Old hat member Brian Eschbach keeps the night rolling with humorous stage banter, while also ensuring that rhythmic riffs are delivered thick and fast on heavy cuts like ‘I Will Return’ and ‘On Stirring Seas Of Salted Blood’. Slowing things down slightly with the concussive blow of ‘Malenchantments of the Necrosphere,’ Strnad keeps the crowd engaged, asking repeatedly for chants of ‘Hey! Hey!’, asking to see the bottom of people’s shoes, and cheekily stating “Thanks to the bands that actually came out for the tour.”
The sickest of burns.
Drummer Alan Cassidy and bassist Max Levelle team up to breathe new life into classics like ‘Contagion’ and ‘Funeral Thirst,’ while new blood Brandon Ellis proves that he has monstrous chops as lead-guitarist, filling former guitarist Ryan Knight’s formidable shoes with crisp leads and virtuosic solos on tracks like ‘Vlad, Son Of The Dragon’ and ‘Statutory Ape’. During fan-favourite ‘Miasma,’ Strnad hams up his own perverse lyrics, thrusting into the crowd as he screams “No, we don’t want to work /We just want to fuck!” and squatting to take a pseudo-dump as he shrieks “Just another piece of shit!”

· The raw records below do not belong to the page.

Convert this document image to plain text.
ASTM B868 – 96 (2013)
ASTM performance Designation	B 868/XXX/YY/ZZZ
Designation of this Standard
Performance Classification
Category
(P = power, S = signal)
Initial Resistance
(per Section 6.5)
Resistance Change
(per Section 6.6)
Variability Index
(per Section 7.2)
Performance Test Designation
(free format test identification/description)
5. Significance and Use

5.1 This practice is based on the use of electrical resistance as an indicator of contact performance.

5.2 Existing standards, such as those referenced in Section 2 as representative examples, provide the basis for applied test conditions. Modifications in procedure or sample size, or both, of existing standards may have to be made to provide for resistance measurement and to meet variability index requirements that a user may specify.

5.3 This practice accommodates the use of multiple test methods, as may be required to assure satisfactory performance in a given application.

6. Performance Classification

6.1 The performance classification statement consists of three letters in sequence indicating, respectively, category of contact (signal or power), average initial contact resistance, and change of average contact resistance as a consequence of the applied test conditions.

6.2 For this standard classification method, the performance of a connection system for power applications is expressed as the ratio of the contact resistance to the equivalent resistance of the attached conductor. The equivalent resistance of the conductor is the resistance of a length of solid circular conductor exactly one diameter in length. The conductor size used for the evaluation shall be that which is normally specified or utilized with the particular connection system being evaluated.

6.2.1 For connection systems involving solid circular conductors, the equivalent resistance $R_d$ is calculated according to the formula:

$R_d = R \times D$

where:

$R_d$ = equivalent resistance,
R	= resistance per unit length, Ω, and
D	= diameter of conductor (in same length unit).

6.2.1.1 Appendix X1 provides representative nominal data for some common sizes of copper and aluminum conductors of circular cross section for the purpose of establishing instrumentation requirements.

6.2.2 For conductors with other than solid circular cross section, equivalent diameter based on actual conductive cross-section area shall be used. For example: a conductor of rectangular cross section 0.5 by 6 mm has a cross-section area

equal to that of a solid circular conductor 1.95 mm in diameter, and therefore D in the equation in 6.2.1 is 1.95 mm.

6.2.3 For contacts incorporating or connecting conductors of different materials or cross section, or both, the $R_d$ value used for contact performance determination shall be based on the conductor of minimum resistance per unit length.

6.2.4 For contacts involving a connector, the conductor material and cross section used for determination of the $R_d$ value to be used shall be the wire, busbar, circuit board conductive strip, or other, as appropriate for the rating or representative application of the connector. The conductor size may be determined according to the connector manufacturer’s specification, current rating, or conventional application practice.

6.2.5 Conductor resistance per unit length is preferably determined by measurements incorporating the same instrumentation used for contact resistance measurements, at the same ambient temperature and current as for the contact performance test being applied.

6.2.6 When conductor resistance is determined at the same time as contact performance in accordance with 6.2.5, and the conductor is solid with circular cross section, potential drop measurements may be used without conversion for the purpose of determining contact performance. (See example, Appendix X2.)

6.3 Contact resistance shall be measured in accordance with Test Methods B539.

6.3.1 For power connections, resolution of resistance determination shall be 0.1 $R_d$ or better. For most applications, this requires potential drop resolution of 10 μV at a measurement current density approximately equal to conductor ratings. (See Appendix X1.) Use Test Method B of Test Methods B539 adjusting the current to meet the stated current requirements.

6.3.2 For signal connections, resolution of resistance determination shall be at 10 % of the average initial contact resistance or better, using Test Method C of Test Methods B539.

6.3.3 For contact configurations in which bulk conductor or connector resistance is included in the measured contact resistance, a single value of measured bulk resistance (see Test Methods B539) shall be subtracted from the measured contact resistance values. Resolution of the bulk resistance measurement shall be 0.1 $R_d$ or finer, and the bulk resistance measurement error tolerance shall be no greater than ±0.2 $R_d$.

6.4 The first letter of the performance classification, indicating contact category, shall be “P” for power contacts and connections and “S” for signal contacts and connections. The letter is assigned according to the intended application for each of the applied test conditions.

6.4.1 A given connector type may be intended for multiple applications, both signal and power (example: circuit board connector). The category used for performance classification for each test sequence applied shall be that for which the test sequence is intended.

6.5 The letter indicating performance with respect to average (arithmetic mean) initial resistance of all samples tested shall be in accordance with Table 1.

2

Even with their ever-changing line-up, Black Dahlia sound tighter than ever tonight, with energy and precision on stage that’s simply unrivalled by their peers. When some cretin throws a worn pair of panties at Strnad, he catches them one handed and laughs mid-scream, before remarking to the crowd that “We get panties thrown at us occasionally, and they’re always from dudes. You’re not fooling us, bro.”
As the band close out with their nearly hour-long set, Strnad thanks the Brisbane crowd for the raucous reception, with parting words of “Stay metal my friends!” Copy that Trevor; will do mate. Bring on album number #8!